Natural antiretroviral compounds as the inhibitors of the SARS-CoV-2 M protein

The intricate structure of the membrane protein in SARS-CoV-2 presents a challenge for experimental analysis. This protein plays a crucial role in both the viral infection cycle and virus development. Consequently, it represents a compelling target for therapeutic interventions and vaccine development. Given our limited understanding of its experimental structure, we employed homology modeling to generate a structural approximation of the SARS-CoV-2 membrane protein.
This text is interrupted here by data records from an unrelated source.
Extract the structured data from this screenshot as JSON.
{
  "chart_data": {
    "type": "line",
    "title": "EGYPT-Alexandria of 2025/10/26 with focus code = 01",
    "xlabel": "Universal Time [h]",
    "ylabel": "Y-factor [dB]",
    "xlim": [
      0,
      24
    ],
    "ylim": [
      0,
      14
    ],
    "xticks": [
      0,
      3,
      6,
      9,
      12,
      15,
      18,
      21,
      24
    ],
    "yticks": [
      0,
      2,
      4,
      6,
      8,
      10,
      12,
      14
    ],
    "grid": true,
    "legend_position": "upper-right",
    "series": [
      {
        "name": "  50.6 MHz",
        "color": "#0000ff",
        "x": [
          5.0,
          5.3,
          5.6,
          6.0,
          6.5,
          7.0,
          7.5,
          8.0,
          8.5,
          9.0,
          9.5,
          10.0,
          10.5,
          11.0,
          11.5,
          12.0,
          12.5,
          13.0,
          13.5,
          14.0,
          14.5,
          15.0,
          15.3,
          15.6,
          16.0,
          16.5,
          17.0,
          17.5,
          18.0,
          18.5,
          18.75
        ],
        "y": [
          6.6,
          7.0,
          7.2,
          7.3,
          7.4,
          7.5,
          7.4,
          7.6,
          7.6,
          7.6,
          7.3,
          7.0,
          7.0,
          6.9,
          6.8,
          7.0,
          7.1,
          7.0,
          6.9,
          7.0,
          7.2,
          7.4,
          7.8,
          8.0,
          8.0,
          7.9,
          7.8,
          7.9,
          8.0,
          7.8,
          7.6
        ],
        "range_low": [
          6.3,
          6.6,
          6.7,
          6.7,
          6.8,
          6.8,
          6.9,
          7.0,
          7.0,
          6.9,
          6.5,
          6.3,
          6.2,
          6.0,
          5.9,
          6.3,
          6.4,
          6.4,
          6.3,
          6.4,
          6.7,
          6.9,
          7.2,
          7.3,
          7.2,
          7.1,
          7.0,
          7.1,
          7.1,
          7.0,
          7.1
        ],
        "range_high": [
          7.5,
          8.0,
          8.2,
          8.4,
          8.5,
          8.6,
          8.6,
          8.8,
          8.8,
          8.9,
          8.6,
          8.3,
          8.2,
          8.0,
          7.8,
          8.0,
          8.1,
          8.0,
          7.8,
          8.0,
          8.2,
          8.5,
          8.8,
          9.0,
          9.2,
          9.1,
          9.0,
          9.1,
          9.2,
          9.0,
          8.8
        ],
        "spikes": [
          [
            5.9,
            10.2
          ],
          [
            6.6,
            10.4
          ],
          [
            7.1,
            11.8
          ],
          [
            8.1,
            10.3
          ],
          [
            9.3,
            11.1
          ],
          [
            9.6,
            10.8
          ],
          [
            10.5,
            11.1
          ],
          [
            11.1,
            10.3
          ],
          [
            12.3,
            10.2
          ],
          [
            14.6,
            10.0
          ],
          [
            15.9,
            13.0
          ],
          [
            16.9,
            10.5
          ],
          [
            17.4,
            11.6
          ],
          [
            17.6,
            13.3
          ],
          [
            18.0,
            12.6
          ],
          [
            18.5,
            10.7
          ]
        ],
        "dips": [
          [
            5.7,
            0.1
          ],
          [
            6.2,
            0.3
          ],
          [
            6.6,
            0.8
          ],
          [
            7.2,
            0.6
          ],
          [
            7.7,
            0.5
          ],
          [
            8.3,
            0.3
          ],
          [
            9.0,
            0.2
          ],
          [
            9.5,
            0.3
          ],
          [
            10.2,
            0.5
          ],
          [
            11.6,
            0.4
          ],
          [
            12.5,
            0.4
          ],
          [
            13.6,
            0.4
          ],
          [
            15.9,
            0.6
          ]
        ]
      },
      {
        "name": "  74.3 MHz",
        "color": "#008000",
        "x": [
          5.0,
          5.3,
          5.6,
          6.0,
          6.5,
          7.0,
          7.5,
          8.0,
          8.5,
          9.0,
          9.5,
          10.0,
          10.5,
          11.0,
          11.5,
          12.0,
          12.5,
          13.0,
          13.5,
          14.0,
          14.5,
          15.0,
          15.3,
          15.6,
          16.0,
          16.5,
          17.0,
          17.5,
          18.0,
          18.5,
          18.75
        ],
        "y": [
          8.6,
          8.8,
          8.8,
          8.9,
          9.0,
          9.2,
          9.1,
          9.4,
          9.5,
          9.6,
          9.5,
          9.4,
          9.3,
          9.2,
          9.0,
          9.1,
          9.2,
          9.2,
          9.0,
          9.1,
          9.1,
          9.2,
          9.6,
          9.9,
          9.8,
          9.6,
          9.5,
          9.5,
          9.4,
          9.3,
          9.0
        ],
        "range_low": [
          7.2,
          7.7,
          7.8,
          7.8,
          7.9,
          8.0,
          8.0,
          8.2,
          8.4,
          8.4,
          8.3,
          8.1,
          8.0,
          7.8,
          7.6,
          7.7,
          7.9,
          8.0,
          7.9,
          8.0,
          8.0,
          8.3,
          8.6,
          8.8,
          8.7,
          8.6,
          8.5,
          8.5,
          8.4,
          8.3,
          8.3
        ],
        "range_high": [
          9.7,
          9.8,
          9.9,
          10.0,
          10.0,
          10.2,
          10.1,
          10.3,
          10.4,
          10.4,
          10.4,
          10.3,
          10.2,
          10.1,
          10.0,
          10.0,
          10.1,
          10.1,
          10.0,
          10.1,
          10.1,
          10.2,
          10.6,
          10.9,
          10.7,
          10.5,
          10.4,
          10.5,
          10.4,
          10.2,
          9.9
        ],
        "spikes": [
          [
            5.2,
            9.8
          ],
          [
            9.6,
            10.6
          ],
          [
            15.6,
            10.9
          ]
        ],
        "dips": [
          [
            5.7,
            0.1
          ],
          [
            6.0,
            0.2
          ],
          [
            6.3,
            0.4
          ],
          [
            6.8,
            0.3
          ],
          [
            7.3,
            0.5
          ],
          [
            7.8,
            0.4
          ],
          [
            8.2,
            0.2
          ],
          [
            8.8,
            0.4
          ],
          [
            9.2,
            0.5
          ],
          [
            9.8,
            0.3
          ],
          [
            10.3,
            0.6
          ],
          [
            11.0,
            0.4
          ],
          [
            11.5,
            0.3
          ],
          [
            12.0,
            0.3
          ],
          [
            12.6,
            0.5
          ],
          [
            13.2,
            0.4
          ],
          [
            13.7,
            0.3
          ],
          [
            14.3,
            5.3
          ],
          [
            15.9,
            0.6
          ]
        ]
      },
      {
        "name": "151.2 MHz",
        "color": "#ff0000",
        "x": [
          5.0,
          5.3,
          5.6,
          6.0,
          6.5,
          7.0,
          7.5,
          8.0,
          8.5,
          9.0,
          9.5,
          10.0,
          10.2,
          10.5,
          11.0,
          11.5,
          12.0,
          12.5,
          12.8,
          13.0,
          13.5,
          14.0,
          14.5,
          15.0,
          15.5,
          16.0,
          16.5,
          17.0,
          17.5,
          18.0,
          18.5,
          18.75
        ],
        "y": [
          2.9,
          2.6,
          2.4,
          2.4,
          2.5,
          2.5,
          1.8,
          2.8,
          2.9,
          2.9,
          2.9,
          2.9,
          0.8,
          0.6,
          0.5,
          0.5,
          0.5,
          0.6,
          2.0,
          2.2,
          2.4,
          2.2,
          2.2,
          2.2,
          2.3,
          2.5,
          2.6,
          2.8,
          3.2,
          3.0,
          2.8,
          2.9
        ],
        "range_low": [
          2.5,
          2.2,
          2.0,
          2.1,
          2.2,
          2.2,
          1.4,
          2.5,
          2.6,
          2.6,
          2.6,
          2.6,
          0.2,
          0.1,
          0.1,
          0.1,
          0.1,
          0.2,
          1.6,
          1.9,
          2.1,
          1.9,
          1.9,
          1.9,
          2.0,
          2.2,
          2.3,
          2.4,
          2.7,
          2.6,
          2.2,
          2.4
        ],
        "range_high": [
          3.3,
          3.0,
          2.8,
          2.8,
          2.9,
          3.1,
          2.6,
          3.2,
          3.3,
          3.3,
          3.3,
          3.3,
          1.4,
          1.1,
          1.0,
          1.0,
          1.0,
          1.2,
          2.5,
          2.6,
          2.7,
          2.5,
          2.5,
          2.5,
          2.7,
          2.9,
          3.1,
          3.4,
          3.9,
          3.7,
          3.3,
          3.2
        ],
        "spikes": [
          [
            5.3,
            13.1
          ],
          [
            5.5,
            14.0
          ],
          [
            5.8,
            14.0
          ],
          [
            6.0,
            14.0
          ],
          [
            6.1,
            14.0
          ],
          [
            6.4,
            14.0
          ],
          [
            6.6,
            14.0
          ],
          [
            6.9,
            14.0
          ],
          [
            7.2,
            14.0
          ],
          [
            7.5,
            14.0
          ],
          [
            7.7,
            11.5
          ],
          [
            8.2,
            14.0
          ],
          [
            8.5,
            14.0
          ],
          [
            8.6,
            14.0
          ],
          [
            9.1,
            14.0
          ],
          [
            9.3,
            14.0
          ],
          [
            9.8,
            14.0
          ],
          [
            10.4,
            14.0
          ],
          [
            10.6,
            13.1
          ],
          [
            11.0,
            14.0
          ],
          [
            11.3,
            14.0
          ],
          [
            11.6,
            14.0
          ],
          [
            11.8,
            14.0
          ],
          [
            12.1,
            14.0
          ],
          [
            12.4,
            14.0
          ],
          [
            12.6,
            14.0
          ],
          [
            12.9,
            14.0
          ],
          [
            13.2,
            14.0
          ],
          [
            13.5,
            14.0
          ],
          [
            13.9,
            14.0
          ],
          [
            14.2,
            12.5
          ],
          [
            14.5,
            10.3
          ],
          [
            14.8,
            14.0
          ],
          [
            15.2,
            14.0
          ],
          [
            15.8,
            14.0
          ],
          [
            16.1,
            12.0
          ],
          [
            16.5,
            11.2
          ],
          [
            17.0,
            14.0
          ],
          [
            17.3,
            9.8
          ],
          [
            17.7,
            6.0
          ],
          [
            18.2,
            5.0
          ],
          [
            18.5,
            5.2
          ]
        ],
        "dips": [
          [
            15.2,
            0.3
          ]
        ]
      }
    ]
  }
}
Subsequently, we conducted a 100 ns molecular dynamics simulation of the developed model. Ten poses, each at 10 ns dynamics, of the model structure, were extracted from the dynamical pathway which were utilized for the molecular docking of the natural ligands chosen from the ZINC12 database. Further, molecular dynamics simulation of 100 ns of the top two protein-ligand complexes from clusters having better docking scores, incorporating a membrane environment, have been carried out. Through this simulation, we identified active site residues and analyzed the binding positions of potential drug candidates. Our analysis focused on identifying drugs that exhibited better free energy of binding and remained stable for the longest duration during the molecular dynamics simulations. The results provide insights into potential candidates SA_0124 and BMC_0005 for targeting the modeled SARS-CoV-2 membrane protein, offering valuable contributions to ongoing drug discovery efforts.